ClassicalQueen · 20/02/2026 23:51

Keep the fence, it will only make it bigger if they start using your space. If you sell your house in the future, I imagine buyers would want a private driveway compared to one a neighbor encroaches on.

Friendlygingercat · 20/02/2026 23:54

I dont frive or have a car but my drive (lockable) fits 2 cars and possibly 3. One of my neighbours was cheeky enough to ask if she could use it for one of her vehicles. I had no intention of getting involved with neighbours parking and the loss of privacy that having other vehicles on my land would entail.
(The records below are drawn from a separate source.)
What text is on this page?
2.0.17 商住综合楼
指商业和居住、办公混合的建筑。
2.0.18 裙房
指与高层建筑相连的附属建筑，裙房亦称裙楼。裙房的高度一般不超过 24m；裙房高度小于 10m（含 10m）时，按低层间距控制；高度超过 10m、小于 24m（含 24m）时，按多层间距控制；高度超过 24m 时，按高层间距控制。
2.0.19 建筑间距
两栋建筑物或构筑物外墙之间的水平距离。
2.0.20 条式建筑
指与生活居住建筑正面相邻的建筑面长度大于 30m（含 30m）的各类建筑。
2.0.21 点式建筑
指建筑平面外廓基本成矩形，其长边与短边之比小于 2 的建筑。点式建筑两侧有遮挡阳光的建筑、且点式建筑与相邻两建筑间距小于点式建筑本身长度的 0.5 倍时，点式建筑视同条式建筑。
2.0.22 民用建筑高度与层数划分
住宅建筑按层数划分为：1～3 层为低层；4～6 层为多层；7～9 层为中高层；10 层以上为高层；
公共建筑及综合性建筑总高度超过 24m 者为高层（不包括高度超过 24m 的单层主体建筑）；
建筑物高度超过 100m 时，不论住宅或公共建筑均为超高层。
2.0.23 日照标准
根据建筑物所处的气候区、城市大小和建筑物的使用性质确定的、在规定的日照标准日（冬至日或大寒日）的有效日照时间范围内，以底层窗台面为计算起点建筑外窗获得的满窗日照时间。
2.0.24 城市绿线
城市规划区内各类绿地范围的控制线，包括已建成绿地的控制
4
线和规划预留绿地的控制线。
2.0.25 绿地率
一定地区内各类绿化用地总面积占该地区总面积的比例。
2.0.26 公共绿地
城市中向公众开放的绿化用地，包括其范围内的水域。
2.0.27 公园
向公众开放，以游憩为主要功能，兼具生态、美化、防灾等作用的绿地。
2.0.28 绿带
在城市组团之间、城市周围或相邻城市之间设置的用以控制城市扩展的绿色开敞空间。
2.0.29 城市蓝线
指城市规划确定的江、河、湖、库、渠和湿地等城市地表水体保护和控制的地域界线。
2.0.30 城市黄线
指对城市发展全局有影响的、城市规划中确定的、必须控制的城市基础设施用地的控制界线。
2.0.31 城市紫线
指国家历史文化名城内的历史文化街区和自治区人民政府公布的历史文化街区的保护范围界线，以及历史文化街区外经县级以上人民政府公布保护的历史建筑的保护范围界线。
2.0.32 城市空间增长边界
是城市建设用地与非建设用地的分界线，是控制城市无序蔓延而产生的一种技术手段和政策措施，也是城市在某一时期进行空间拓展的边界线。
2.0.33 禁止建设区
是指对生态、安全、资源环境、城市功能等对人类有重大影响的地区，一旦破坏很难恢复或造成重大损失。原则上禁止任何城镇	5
I played my dumb act and told her I had never thought of hiring out my drive. I would do some research into commercial charges and let her have a price. I did however warn her it would "not be a cheap option" if I agreed and advised her to ask elsewhere. I could tell by the look on her face she had no intention of paying and was a bit shocked at the notion of doing so. I directed her to my NDN (who also does not have a car) and goes away a lot. I suggested she might be grateful to have a car on her drive to make it look occupied.

I have to admit I enjoy the effect when someone asks a cheeky favour and I offer to give them a price. The conversation always ends quickly.

SpringPollen · 20/02/2026 23:56

I'd say no we put it up and we like it.

Friendlygingercat · 21/02/2026 00:09

I would put a note through their door.

"We decided to keep our fence exactly as it is. If you need more room we suggest you pay a contractor to widen your garden just as we did. A gentle warning - when you are the new kids on the block it can come across as a bit pushy to ask established residents to alter their property to suit you. Not a good look."

PollyBell · 21/02/2026 00:10

I would ask if the fence is on my side why would they need extra room on their property?